Fleet Management with Systems Manager

SSH-and-bastion patterns are fragile and expensive to secure. AWS Systems Manager replaces them. The SSM Agent (pre-installed on Amazon Linux 2, Ubuntu, Windows) plus an instance profile granting AmazonSSMManagedInstanceCore is all that is needed.

aws ssm send-command \
  --targets Key=tag:Env,Values=prod \
  --document-name AWS-RunShellScript \
  --parameters 'commands=["yum -y update"]'

Scheduled Start/Stop Automation

For non-prod EC2 and RDS that must be off outside business hours, the low-maintenance pattern is EventBridge Scheduler → Lambda. A cron rule (cron(0 19 ? * MON-FRI *)) invokes a Lambda that stops tagged resources; a second rule at 07:00 starts them.

import boto3
ec2 = boto3.client('ec2'); rds = boto3.client('rds')

def handler(event, _):
    action = event['action']  # 'start' or 'stop'
    ids = [i['InstanceId'] for r in ec2.describe_instances(
        Filters=[{'Name':'tag:AutoStop','Values':['true']}]
    )['Reservations'] for i in r['Instances']]
    getattr(ec2, f'{action}_instances')(InstanceIds=ids)
    for db in rds.describe_db_instances()['DBInstances']:
        if any(t['Key']=='AutoStop' and t['Value']=='true' for t in db['TagList']):
            getattr(rds, f'{action}_db_instance')(DBInstanceIdentifier=db['DBInstanceIdentifier'])

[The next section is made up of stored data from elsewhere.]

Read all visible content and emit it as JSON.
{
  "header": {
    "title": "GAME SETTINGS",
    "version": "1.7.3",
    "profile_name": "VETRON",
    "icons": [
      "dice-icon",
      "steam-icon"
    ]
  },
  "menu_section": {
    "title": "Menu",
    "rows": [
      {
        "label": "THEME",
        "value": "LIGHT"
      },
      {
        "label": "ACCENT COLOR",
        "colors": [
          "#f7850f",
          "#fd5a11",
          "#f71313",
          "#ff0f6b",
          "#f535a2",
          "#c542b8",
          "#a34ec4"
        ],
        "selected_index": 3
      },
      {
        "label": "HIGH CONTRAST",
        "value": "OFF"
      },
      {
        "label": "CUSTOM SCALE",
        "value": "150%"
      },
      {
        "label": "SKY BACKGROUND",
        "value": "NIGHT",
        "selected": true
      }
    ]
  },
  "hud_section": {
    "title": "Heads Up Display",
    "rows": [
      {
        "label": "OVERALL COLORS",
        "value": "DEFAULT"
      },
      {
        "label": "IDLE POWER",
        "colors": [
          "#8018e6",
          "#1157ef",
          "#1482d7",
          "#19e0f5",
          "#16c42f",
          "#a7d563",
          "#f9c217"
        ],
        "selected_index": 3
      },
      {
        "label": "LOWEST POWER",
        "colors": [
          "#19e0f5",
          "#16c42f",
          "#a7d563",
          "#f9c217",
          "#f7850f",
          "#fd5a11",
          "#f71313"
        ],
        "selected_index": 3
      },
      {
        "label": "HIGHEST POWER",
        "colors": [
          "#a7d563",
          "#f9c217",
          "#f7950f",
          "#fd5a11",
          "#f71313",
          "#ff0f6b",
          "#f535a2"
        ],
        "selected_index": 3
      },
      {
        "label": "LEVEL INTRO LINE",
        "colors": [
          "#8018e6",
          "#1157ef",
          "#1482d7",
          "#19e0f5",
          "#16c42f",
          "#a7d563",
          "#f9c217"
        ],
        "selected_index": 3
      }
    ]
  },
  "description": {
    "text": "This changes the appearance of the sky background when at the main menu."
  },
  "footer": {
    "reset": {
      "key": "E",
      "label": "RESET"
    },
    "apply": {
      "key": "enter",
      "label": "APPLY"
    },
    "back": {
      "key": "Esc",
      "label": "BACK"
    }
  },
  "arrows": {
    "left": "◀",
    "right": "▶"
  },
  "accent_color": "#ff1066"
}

This is serverless, has no fleet to patch, and scales by tag. The AWS Instance Scheduler solution works equivalently. A subtlety: a stopped RDS instance auto-starts after seven days, so the stop schedule must recur to re-stop it. Combined with ASGs whose scheduled actions zero out capacity on weekends, idle-hour cost approaches zero.

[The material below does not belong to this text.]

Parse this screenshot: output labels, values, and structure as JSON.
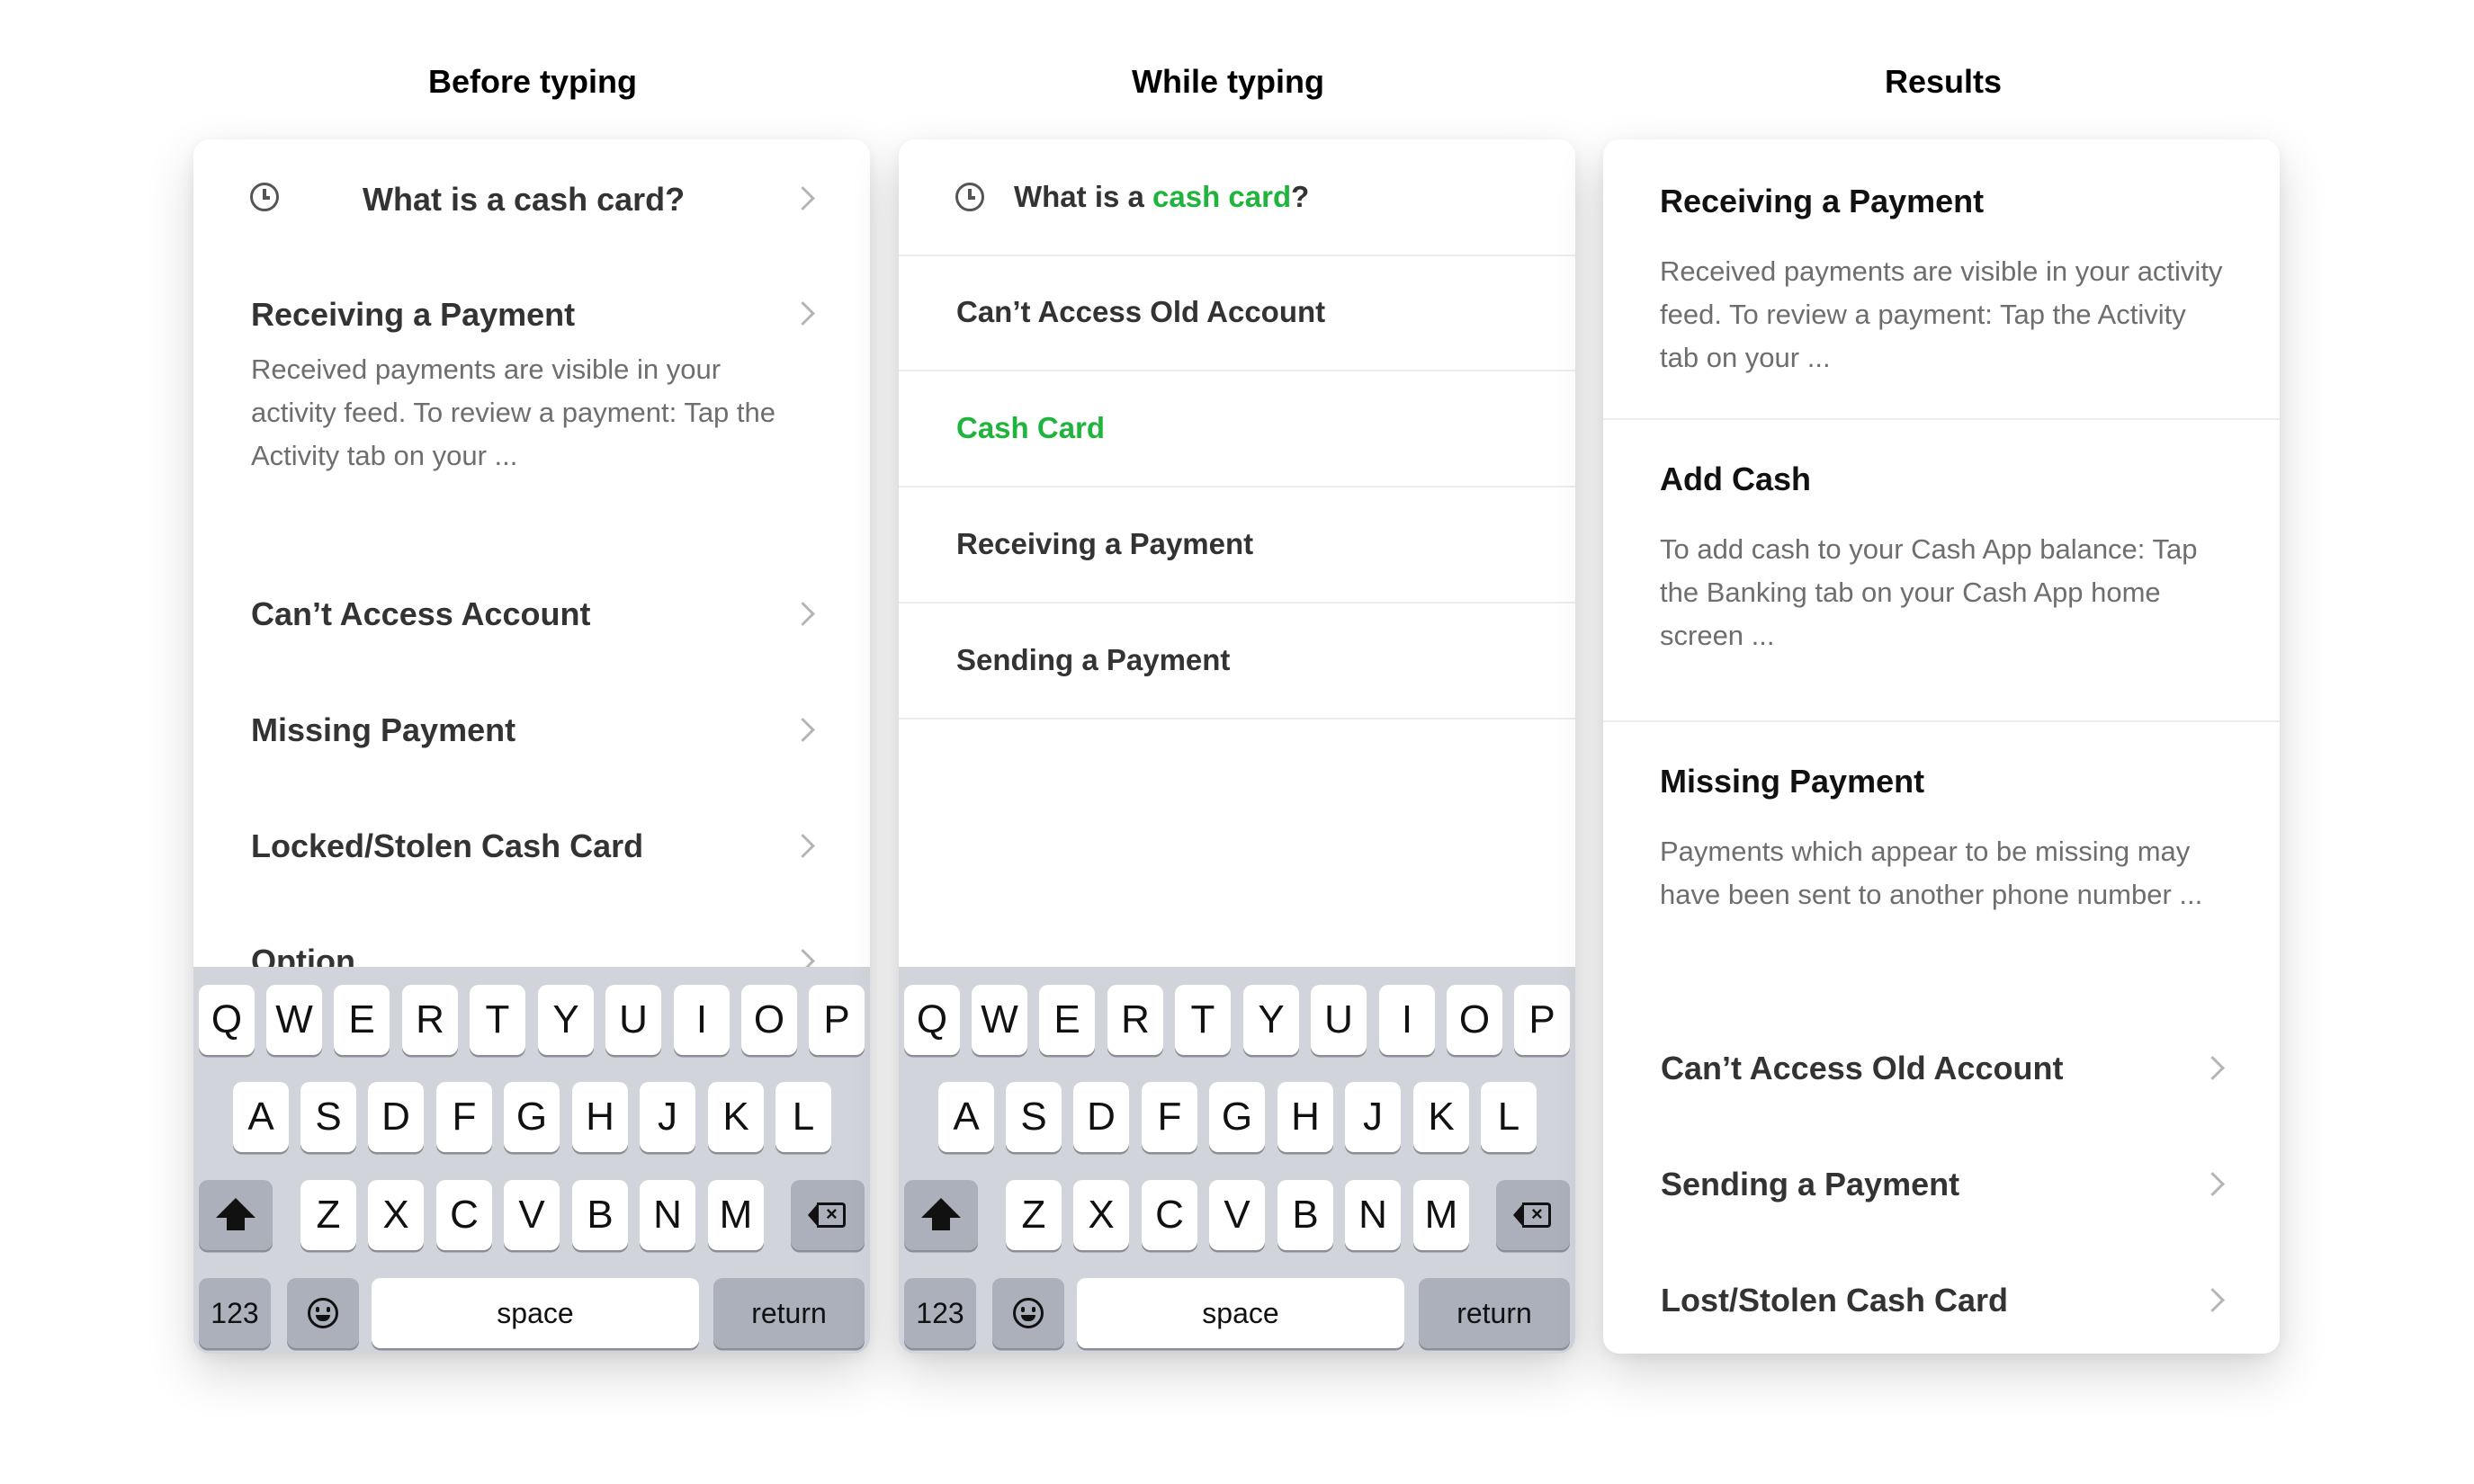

Networking Pitfalls Around Scaled Compute

NAT Gateway placement. A NAT gateway lives in one AZ. A fleet spanning three AZs that routes all egress through a single NAT in us-east-1a pays inter-AZ transfer on every packet from us-east-1b/us-east-1c, and loses egress entirely when us-east-1a degrades. The correct pattern is one NAT gateway per AZ, with each private subnet’s route table pointing to the NAT in its own AZ. This localizes traffic and removes the single-AZ failure mode.

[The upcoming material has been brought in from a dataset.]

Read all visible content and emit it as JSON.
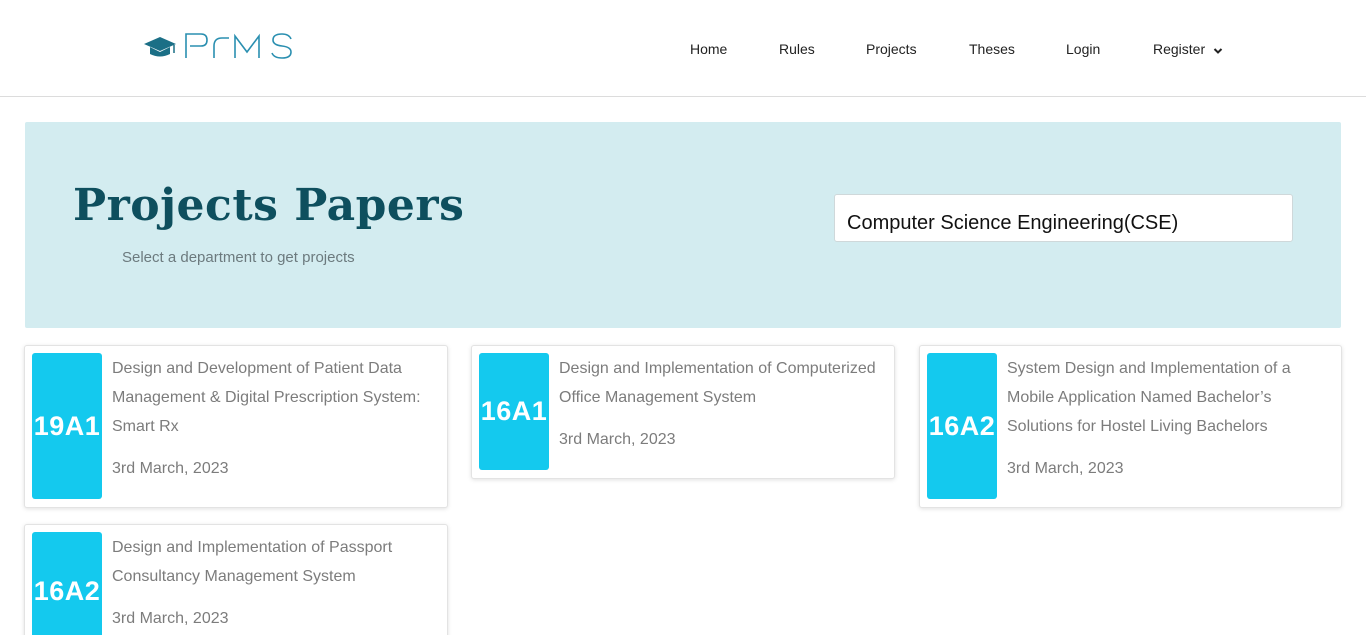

NAT instances. A single EC2-based NAT becomes a bandwidth and PPS bottleneck as the fleet grows, and is a SPOF. Managed NAT Gateways scale to 100 Gbps per gateway. For AWS service traffic, VPC endpoints (Gateway for S3/DynamoDB, Interface for others) bypass NAT entirely, cutting cost and eliminating saturation risk during scale events.